What strikes me is that a similar issue can arise in methodological criticism if we selectively present stress scenarios in which a method performs poorly, without embedding them in a pre-specified simulation design or reporting how often those failures occur relative to benign cases. Showing that a method can fail is almost never informative by itself—nearly all methods can be made to fail under low information or adversarial conditions. What matters is when, how often, how badly, and whether users can detect the risk.
In that sense, presenting several scenarios that all reject good performance of z-curve, without equal visibility of scenarios where it performs adequately (including ones already published), risks creating the same kind of inferential distortion that selection for significance creates in applied research. This is not about intentions or correctness of individual examples; it is about how evidence is aggregated and communicated.
A proper stress test—whether of banks or statistical methods—requires a planned design and reporting all results across the design space. Otherwise, “it can fail” becomes the conclusion, which is true but not actionable.

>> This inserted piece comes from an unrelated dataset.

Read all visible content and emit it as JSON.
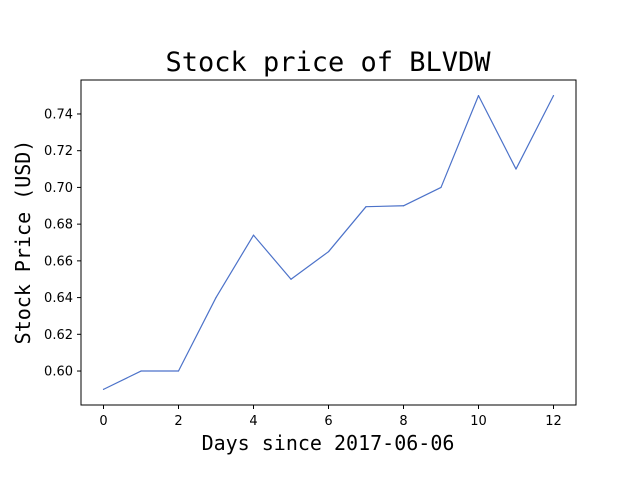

I think this is a deeper issue of consistency in standards. If we object to selective reporting in empirical science, we should be cautious about endorsing selective stress demonstrations in methodological debates as well.
Hi Erik,
Here is the requested disclaimer:
Disclaimer: z-curve EDR estimates should not be interpreted when (a) the average true power of significant studies is over 90% (Erik sim 1), weights show no evidence of heterogeneity (EDR = ERR, just use ERR)) (Erik sim 2), or if the set of significant results to be fitted is small (k.sig < 50).
František Bartoš just uploaded zcurve version 2.4.6 to CRAN. If there are fewer than 300 z-values exceeding 1.96, the function zcurve() issues a warning: “Warning: The z-curve method is meant for large samples of test statistics. It might produce undercoverage and biased estimates of EDR in small sample sizes.”
As a sideline observer of this, this practical result is pretty cool (in both the sense of being nice, and in the sense of being a cooled-down and reasonable outcome of the exchange!).
One argument implied by the z-curve authors’ replies seems to be that certain distributions of z values are more common than others and the method works well for these common distributions. Do we know what the distributions look like in practice, both with publication bias (easy, just grab published replication studies of famous effects) and without (harder, but weren’t there big open replication efforts in psychology a few years back)? One could observe these, simulate something like them and test the method under these conditions. Maybe this was the starting point of this series of posts and I’ve forgotten due to the distracting nature of some of the comments.